Of course, given our consumption of Guinness, we had to make frequent use of the facilities, and there I stumbled upon (I mean that literally) a dispensing machine on the wall of one of the pubs. I don’t know if there are dispensing machines on the walls of women’s bathrooms nor what they would dispense, but in men’s bathrooms there are often condom dispensers, which occasionally save a slot for breath mints (I suppose they figure that if you don’t take care of your breath first, you may not need the condom after all). My journalistic instincts were still sufficiently honed to note the rather unusual selection offered by the dispensing machine. To whit:
- “Golden Root Complex: the Ultimate Pill For Adults”
- “Sensational Vibe Pleasure Ring”
- Two types of condoms
I couldn’t let that go, so I slapped my piece of paper up against the wall to copy down the names of all these things and consistently got jostled by other men trying to make their way past me to the urinals as I struggled with the fact that my pen won’t work when writing against a wall.
This is the epitome of travel writing.
My French friend indicated that we really had to be going, since we had a business dinner to attend (!) so we started off in the general direction of somewhere or other, until I realized that we hadn’t returned to Kheo’s! We had promised Dennis after all! We therefore staggered back up Grafton and into our first pub. Dennis had been right, there was far more atmosphere now. Dennis, however, was gone, his replacement, Donald (do all barmen in Dublin have names that begin with D?) explained that given his twenty-two years of seniority, Dennis pulled the easier shifts.

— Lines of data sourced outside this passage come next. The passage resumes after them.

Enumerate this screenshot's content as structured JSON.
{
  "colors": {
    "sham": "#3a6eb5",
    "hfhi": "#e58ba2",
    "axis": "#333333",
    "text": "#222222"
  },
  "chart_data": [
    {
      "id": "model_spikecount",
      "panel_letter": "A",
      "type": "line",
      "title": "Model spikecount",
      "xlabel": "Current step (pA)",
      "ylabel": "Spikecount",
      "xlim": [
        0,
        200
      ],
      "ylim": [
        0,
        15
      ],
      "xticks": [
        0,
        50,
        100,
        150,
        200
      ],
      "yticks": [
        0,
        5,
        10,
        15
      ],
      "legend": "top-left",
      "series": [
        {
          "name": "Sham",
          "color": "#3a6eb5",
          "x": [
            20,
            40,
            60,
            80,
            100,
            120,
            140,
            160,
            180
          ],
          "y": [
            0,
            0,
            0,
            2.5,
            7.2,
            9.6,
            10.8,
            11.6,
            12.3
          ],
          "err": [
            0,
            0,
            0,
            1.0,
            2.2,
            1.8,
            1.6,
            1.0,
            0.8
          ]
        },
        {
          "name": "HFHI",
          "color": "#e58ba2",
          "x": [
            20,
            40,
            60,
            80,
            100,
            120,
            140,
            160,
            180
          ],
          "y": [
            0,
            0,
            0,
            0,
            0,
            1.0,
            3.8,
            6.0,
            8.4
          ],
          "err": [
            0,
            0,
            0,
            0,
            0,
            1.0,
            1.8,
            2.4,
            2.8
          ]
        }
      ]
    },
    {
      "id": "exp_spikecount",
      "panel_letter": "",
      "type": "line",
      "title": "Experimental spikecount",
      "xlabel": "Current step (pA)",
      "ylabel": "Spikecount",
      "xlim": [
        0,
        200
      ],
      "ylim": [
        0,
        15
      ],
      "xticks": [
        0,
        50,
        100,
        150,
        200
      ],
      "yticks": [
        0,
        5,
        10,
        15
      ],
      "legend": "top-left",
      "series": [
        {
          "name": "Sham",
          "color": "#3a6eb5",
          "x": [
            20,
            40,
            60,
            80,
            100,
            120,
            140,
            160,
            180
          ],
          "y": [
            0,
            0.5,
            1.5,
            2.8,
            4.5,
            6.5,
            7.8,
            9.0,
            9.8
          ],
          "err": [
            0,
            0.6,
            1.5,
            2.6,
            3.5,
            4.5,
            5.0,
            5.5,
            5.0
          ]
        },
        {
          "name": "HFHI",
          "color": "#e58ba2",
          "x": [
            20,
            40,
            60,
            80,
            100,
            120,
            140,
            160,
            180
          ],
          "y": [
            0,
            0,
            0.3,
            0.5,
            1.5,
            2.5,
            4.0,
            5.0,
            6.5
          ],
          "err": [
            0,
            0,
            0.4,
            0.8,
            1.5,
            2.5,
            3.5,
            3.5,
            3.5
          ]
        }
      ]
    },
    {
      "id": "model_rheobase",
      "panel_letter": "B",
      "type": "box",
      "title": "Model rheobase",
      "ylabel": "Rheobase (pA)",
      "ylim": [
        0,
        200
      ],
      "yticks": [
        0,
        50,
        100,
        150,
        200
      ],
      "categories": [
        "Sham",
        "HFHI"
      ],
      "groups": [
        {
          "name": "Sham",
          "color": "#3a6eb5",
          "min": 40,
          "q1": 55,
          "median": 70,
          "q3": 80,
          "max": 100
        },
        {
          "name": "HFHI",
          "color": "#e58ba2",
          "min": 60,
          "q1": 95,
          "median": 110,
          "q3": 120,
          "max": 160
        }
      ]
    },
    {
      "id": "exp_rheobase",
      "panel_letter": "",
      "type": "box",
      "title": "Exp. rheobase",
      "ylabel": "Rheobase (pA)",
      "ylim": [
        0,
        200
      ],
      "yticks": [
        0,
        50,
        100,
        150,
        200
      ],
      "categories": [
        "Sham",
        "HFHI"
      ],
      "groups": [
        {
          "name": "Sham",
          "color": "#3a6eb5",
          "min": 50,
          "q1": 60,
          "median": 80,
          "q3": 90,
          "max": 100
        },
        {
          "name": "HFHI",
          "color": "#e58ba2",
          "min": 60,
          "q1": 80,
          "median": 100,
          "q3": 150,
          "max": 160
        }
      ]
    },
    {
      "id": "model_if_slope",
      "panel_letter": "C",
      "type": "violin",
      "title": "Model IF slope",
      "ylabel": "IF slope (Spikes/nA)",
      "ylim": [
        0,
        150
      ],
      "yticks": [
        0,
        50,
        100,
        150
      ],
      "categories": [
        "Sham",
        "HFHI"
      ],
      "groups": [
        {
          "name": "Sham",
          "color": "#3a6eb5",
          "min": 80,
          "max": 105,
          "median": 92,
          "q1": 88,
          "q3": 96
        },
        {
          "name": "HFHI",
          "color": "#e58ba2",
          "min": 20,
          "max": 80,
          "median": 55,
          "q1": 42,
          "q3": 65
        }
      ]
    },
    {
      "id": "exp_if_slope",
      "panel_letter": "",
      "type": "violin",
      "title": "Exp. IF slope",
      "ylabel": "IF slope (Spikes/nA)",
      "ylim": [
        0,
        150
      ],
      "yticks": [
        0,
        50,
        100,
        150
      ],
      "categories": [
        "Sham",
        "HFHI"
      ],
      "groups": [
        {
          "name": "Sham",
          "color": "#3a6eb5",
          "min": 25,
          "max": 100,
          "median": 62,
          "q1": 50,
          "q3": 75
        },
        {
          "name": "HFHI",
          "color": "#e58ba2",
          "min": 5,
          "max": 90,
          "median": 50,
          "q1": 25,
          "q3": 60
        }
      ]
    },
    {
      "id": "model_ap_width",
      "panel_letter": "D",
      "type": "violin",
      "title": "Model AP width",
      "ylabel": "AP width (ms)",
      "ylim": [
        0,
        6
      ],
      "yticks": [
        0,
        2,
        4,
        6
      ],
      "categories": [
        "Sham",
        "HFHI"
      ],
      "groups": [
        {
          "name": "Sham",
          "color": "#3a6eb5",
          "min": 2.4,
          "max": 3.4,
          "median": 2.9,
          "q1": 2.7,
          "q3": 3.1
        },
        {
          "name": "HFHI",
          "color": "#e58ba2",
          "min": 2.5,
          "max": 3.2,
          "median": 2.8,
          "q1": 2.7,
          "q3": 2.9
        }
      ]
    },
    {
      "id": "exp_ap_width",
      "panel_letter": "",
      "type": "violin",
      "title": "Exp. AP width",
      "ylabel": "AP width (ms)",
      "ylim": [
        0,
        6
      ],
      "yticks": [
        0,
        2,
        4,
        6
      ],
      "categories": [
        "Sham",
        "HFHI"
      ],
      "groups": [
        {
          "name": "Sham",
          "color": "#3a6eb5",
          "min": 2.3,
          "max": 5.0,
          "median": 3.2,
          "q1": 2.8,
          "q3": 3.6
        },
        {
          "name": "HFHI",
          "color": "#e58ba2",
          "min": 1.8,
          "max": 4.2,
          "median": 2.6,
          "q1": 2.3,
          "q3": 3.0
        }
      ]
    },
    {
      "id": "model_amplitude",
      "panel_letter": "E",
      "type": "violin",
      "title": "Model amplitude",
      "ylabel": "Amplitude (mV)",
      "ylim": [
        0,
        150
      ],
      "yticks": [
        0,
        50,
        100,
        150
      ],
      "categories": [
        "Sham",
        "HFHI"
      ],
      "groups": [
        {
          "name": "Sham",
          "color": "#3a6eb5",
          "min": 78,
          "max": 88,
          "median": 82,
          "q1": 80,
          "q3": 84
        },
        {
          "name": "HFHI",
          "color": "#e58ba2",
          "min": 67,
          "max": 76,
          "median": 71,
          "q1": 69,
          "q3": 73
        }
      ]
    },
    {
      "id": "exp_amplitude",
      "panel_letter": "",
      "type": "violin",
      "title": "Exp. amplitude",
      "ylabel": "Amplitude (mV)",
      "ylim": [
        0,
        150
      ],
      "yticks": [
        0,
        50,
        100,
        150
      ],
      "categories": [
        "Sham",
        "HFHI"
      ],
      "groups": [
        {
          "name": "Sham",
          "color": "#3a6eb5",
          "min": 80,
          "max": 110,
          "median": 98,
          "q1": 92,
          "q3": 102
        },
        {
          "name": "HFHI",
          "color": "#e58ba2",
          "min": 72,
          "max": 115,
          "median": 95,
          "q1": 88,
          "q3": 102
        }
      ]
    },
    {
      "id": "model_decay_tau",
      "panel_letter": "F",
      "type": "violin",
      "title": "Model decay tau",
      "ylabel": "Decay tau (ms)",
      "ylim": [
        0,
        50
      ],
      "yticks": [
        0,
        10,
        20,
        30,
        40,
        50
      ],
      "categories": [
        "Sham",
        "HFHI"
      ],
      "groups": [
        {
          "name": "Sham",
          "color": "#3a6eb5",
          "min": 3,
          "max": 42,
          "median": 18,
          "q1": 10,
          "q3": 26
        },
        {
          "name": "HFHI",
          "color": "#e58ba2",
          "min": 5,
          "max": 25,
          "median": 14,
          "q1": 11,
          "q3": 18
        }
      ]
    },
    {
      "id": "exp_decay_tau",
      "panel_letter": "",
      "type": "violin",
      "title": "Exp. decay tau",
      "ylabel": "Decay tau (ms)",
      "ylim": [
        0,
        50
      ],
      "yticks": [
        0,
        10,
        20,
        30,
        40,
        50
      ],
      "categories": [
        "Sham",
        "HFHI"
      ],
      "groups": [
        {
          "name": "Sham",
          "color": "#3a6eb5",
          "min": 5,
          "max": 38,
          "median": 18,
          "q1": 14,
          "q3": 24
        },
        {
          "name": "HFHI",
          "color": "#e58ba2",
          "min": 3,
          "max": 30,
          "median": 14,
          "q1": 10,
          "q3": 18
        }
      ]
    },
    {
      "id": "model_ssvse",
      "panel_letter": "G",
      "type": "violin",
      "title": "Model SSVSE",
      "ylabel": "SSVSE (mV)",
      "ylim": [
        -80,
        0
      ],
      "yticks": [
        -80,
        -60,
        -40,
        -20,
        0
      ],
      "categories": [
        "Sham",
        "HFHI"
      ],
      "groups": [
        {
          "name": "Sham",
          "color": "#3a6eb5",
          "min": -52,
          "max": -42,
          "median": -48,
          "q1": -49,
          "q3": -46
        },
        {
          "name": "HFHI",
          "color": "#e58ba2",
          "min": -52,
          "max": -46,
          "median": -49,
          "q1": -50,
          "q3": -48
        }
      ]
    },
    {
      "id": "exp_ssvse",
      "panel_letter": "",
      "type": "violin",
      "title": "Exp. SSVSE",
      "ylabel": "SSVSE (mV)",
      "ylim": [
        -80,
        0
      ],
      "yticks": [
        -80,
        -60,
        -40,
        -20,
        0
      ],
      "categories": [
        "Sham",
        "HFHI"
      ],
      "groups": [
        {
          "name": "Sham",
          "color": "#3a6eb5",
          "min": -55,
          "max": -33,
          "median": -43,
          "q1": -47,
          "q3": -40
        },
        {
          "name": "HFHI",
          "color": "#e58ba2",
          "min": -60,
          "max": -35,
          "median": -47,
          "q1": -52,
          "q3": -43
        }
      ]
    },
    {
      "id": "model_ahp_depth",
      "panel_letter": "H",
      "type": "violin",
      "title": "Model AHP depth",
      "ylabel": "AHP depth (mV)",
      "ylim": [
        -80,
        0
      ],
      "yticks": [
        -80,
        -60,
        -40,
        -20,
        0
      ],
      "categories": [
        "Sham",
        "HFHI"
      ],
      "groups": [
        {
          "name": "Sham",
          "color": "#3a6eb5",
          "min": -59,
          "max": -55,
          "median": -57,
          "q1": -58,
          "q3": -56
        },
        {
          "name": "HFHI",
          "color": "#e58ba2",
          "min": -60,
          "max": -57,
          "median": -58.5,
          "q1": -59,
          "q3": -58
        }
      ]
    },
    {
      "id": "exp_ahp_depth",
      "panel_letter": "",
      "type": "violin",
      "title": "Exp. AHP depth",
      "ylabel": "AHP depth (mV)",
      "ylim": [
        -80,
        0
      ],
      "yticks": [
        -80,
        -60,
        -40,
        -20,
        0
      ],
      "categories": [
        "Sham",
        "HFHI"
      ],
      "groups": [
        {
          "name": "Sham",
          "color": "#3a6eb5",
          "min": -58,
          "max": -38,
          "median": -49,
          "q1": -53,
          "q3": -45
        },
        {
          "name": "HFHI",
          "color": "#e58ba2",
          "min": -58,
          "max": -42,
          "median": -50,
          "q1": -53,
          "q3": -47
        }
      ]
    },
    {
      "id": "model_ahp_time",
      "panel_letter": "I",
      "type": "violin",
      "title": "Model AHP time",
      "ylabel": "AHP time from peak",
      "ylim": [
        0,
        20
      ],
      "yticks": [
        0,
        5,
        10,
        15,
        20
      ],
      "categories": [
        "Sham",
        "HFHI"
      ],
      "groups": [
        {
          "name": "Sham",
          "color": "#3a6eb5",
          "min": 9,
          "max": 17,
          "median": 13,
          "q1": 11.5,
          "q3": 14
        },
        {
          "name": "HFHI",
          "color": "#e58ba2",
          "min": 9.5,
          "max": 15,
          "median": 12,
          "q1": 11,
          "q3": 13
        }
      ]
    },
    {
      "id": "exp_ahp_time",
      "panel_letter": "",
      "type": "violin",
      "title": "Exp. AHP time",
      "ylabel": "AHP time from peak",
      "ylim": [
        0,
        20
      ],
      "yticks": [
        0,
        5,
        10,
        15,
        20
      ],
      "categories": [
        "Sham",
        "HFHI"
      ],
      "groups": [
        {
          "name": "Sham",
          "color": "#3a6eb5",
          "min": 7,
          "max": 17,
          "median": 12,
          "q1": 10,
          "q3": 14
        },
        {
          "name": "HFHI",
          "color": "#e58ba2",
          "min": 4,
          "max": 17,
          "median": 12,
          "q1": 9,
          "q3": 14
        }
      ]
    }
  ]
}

“We promised him we’d come back and tell him whether Kheo’s really did have the best pint in Dublin.”
“You’d best try another, then.”
“Actually,” he continued, “you should ask the boys.” He jerked a thumb to a group of four men sitting at the end of the bar. “Well boys, what do you think?”
“Worst pint in Dublin!” the thinnest of the lot exclaimed. “You’re better off drinking dishwater.”
One of his friends chipped in. “Great for constipation, though. After a pint here you can shit through the eye of a needle.”
They had a good laugh and ordered more Guinness. We had to go, but I have no doubt that they continued to communicate with each other late into the night.